Una frase scontata? Affatto.
Da una ricerca condotta da Skills Platform sul livello di competenza delle onp britanniche in tema di digital, emerge infatti che il 50% del non profit “made in UK” non include all’interno delle proprie attività di comunicazione e raccolta fondi delle vere e proprie strategie “digital oriented”, ideate e gestite dunque da esperti del settore e da personale adeguatamente formato. Il motivo? Da un lato (il 57% dei casi) le organizzazioni conoscono poco la materia (e dunque ne diffidano), dall’altro evidenziano una carenza di fondi da investire nella formazione dei propri dipendenti.
Tuttavia, e per fortuna, quasi tutti (7 onp su 10) riconoscono di dover necessariamente accrescere le proprie competenze in materia, proprio per evitare di perdere utenti e quindi fondi preziosi che finirebbero dritti dritti verso i concorrenti più “preparati”.

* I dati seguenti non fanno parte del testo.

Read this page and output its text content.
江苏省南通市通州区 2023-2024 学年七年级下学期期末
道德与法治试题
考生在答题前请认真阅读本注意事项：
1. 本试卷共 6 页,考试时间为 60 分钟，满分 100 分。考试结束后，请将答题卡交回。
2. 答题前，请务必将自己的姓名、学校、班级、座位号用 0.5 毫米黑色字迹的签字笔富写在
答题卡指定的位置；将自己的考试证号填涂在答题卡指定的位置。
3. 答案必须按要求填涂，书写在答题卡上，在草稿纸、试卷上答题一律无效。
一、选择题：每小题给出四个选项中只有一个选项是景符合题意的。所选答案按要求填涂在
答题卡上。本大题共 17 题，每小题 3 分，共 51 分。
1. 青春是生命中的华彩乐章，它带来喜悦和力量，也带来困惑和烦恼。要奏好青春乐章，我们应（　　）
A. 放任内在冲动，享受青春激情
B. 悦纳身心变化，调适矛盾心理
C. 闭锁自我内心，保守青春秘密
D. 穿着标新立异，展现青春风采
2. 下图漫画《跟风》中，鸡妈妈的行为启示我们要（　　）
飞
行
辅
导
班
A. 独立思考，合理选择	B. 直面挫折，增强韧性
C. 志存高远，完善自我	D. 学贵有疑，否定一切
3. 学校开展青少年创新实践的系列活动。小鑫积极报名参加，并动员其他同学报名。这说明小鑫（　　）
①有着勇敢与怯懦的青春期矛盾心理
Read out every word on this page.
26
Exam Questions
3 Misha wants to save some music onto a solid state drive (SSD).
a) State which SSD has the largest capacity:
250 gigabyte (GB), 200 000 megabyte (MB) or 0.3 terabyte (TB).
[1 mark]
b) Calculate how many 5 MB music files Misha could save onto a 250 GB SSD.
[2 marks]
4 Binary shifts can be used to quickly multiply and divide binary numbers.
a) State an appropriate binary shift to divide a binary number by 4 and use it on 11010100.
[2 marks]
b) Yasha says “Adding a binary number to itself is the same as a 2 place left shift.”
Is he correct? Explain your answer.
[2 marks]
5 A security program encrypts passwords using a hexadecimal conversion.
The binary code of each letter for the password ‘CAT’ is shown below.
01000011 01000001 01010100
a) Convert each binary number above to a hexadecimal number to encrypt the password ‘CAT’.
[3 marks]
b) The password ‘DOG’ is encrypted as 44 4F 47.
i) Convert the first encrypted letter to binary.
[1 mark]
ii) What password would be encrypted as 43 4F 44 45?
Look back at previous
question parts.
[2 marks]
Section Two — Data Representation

A fronte di una situazione così peculiare, in cui convivono allo stesso tempo paura della novità e consapevolezza della necessità di cambiamento, secondo Rebecca Curtis-Moss alle onp inglesi servirebbe soltanto un po’ di coraggio in più. Coraggio di abbandonare vecchi stereotipi, vecchie credenze ma soprattutto un vecchio assunto duro a morire: “il digital fundraising richiede un grosso investimento di denaro, quindi può essere prerogativa soltanto delle organizzazioni più grandi”. Contrariamente infatti a questa credenza popolare molto diffusa nel Terzo Settore britannico (solo in quello britannico?), investire e impegnarsi nella comunicazione e nella raccolta fondi digital non è sinonimo di “spendere una fortuna”, anzi. Oltre al fatto che numerosi sono gli strumenti tecnici a basso costo (o anche gratuiti) che ci permettono di intercettare il nostro pubblico, di studiarlo e di “parlargli”, varrebbe la pena, prosegue Curtis-Moss, iniziare a concentrarsi su una domanda: considerato il panorama generale, quanto potrebbe ricavare una onp dalla collaborazione con persone preparate, capaci di parlare davvero con i suoi utenti? E da qui, trarre le dovute conclusioni.
Ma non è finita qui. Siccome siamo persone curiose e sempre in vena di domande, vogliamo provare a lanciarne una anche “al di qua” della Manica: qual è la situazione in Italia? Qual è il rapporto del non profit con il mondo digital?